Minnesota Court Denies Injunction to Keep Amended Persuader Rule from Taking Effect – Finds DOL Exceeded Authority Under Labor Management Reporting and Disclosure Act
Minnesota District Court Judge Patrick J. Schiltz “has found that aspects” of the Department of Labor’s Amended Persuader Rule “are likely invalid because they require reporting of advice that is exempt from disclosure under Section 203(c)” of the Labor Management Reporting and Disclosure Act (LMRDA).
Amended Persuader Rule Makes Distinctions Between Materially Indistinguishable Activities
In his 34 page opinion denying the plaintiffs’ application for a temporary restraining order and/or a preliminary injunction that would keep new reporting obligations for employers and labor relations consultants, including attorneys from taking effect on July 1, “The Court has also questioned the manner in which the DOL has construed the term “advice,” pointing out that the DOL makes distinctions between activities that are materially indistinguishable and struggles to place certain common activities on one side or the other of the untenable divide that it has created between persuader activities and advice.”
Court Denied an Injunction Because It Did Not Find Irreparable Harm
Although the Court found that “the plaintiffs have shown a likelihood of success on one of their claims—specifically their claim that the new rule requires the reporting of some activities that are exempt from disclosure under Section 203(c), a critical element of any application for an injunction, the Court denied their request for an injunction because it found that they had not established that they are likely to suffer irreparable harm if the new rules are to take effect.
In finding that the plaintiffs’ “minimal showing of threat of irreparable harm is not sufficient to warrant the extraordinary relief of a preliminary injunction,” the Court noted that the Amended Rule “has multiple valid applications” and that the DOL had “identified thirteen types of conduct to which the rule applies, only some of which seem to require the reporting of advice that is exempt under ¶ 203.”
Court’s Other Findings
The plaintiffs in the Labnet case also challenged the Amended Rule on the grounds that it interfered with their First Amendment Rights, it is void for vagueness, arbitrary and capricious, overbroad and violated the Regulatory Flexibility Act. The Court concluded that the plaintiffs were not likely to prevail on these claims.
What Happens Next?
As we have reported, there are two other challenges to the Amended Rule pending in the U.S. District Courts for the Northern District of Texas and the District of Arkansas. Hearings have taken place in both those actions, in which plaintiffs are also seeking to enjoin the enforcement of the Amended Rule’s new advice reporting requirements. Rulings are anticipated in both prior to the July 1 effective date.

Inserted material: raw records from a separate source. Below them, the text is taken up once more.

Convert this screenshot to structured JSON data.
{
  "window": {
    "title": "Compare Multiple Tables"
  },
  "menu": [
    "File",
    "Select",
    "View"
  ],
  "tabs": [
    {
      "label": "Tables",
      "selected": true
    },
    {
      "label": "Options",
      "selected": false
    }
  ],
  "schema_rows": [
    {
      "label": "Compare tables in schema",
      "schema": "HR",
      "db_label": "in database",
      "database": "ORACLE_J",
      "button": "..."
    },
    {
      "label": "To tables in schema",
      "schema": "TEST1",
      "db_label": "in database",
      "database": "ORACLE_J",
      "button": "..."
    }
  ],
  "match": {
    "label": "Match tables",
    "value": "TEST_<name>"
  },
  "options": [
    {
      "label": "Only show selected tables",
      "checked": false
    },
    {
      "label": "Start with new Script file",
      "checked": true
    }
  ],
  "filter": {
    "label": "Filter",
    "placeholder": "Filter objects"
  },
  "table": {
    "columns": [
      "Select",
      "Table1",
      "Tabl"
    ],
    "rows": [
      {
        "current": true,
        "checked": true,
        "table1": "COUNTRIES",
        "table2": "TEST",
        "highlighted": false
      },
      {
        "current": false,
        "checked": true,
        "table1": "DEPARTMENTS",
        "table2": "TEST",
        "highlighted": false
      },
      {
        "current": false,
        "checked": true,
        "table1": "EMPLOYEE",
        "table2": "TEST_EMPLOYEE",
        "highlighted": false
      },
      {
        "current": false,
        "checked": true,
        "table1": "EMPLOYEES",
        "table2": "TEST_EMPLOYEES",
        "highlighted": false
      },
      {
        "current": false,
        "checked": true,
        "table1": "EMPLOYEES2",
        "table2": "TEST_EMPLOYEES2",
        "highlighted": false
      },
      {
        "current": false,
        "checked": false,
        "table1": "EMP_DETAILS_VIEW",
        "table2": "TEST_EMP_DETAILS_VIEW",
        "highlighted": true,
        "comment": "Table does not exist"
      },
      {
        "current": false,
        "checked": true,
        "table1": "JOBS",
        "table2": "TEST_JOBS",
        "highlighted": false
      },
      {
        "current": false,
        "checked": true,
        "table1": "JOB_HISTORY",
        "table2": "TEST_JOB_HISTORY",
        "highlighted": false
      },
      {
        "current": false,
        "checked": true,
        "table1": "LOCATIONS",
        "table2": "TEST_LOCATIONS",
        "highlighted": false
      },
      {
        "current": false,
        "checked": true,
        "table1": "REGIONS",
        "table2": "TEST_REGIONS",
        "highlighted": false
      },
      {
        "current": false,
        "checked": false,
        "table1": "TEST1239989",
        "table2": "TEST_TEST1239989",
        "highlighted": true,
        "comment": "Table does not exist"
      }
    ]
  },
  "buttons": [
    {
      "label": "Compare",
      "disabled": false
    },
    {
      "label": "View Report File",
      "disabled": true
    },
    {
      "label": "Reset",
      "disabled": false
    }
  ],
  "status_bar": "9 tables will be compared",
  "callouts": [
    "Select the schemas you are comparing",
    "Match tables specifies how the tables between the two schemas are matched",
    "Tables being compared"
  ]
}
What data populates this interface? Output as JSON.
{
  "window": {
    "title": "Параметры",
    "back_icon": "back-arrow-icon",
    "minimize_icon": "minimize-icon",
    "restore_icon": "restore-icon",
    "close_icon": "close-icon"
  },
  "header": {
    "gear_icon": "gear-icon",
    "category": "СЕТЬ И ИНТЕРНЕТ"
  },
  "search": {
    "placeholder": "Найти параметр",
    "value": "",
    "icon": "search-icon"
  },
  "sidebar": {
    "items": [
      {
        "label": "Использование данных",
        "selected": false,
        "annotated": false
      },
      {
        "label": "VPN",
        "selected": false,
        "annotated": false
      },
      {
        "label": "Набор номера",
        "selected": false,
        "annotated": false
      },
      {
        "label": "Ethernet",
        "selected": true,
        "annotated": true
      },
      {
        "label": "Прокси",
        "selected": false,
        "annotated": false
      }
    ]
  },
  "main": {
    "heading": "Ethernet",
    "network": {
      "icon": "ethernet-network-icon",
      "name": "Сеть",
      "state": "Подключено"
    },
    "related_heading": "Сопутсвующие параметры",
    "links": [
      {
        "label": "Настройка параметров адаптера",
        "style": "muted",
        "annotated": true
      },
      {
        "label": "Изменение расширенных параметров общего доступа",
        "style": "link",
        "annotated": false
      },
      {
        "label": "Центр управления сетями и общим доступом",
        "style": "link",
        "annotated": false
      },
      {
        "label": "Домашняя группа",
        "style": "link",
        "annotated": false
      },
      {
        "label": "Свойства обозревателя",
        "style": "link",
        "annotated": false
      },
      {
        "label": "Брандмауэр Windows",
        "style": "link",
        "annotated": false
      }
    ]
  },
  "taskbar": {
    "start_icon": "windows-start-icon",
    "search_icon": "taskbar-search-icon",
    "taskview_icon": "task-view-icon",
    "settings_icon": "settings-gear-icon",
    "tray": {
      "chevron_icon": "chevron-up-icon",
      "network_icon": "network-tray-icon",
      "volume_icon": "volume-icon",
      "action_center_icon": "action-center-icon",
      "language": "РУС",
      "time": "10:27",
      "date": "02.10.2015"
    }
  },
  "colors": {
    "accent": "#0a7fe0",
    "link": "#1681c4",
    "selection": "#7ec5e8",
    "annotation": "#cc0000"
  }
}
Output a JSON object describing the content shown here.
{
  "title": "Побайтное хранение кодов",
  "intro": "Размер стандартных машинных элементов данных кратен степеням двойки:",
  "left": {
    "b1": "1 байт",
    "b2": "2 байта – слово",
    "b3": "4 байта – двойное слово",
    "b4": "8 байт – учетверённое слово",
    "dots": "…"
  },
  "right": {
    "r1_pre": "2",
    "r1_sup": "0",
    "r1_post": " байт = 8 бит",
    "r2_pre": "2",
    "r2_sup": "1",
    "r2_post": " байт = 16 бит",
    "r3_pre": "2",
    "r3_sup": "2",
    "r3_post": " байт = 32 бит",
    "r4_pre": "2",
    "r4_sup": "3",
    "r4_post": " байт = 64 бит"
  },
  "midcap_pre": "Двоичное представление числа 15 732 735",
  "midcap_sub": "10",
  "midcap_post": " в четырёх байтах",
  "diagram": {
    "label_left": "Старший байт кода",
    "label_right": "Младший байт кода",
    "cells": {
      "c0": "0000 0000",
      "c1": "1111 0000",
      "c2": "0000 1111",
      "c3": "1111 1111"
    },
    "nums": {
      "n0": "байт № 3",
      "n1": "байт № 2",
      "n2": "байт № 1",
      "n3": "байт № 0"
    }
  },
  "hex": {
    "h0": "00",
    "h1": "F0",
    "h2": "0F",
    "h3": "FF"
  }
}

Employer Options and Alternatives
As we reported, earlier this month the DOL described what may be a meaningful way for employers (and law firms) to avoid the potential obligation to file public disclosure reports concerning identifying payments that employers made in connection with “indirect persuader activities” that were not reportable under the long standing rules, but that will, for the first time, be considered reportable as persuader activity.
At a recent compliance assistance seminar, representatives of the DOL stated that no persuader payment reporting will be required as a result of payments made after July 1 so long as those payments are tied to an agreement made prior to that date. This interpretation by OLMS is considerably different from how many envisioned enforcement of the rule when the amendment was issued and it remains to be seen whether the DOL will stand by these statements and how it will interpret and apply them going forward. Until now, most employers and law firms understood that post-July 1, any agreements or arrangements—as well as any payments related to indirect persuader activity—would trigger reporting, regardless of whether the agreements or arrangements were entered into before July 1.
Given this new information, some employers may wish to sign long-term agreements with law firms or consultants now. At this point, it appears that so long as those agreements are made prior to July 1, any payments made under those agreements—even payments made later in 2016 and beyond—will not trigger reporting, according to the DOL. If the DOL stands by these statements, it appears that entering into agreements with labor counsel prior to July 1 should protect advice and assistance provided by counsel from reporting and disclosure to the DOL and would apparently give employers and labor consultants, including attorneys, a strong defense against any claims that they willfully failed to file reports under the Amended Rule.